L’absurde boycott d’un cinéaste israélien
Sous la pression d’une fraction propalestinienne, Nadav Lapid, cinéaste israélien talentueux et anti-Netanyahou, a dû se retirer du Festival international de cinéma de Marseille. Nouveau méfait de la gauche radicale identitaire…
Soutenir le peuple palestinien écrasé sous les bombes ? Bien sûr. Par des méthodes d’assignation identitaire ? Certainement pas. Nadav Lapid est l’un des cinéastes israéliens les plus inventifs et les plus critiques envers son propre gouvernement. Plusieurs de ses films sont consacrés à la dénonciation de la politique de Benjamin Netanyahou et à l’analyse des dérives intolérantes de la société israélienne. La droite israélienne le critique régulièrement en l’accusant de manquer de patriotisme.

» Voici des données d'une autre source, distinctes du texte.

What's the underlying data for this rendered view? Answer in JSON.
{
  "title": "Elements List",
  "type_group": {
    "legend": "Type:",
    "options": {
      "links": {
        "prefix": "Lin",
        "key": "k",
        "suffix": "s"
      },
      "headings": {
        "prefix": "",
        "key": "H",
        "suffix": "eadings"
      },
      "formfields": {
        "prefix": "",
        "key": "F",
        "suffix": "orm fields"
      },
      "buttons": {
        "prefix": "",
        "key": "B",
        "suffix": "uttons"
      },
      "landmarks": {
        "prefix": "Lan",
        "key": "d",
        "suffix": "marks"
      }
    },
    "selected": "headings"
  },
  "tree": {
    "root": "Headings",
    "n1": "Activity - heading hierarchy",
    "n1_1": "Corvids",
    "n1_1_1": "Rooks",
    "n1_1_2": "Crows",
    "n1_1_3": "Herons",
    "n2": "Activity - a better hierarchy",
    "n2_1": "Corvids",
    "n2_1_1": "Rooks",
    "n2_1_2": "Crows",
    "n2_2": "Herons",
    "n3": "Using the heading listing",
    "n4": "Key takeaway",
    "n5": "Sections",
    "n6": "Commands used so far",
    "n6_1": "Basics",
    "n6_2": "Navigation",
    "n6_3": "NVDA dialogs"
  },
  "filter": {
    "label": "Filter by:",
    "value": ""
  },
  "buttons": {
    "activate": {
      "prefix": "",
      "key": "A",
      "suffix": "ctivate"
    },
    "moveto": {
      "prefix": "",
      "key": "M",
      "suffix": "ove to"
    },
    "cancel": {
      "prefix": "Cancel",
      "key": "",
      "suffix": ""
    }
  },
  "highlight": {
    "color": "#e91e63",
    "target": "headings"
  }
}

Pressions sur le FID Marseille
Tout cela n’a pas empêché les protestations ardentes adressées au FID Marseille par un groupe d’activistes propalestiniens, qui lui reprochent d’avoir bénéficié de fonds publics israéliens pour financer en partie son film, alors même que l’organisme incriminé est indépendant du gouvernement.
En signe d’apaisement, un compromis avait été trouvé : Nadav Lapid se retirait du jury du festival et se contentait de tenir une « master class » consacrée à ses films. Rien n’y a fait. Les protestataires ont continué de faire pression et, faute de pouvoir débattre sereinement avec le public, le cinéaste a préféré ne pas venir.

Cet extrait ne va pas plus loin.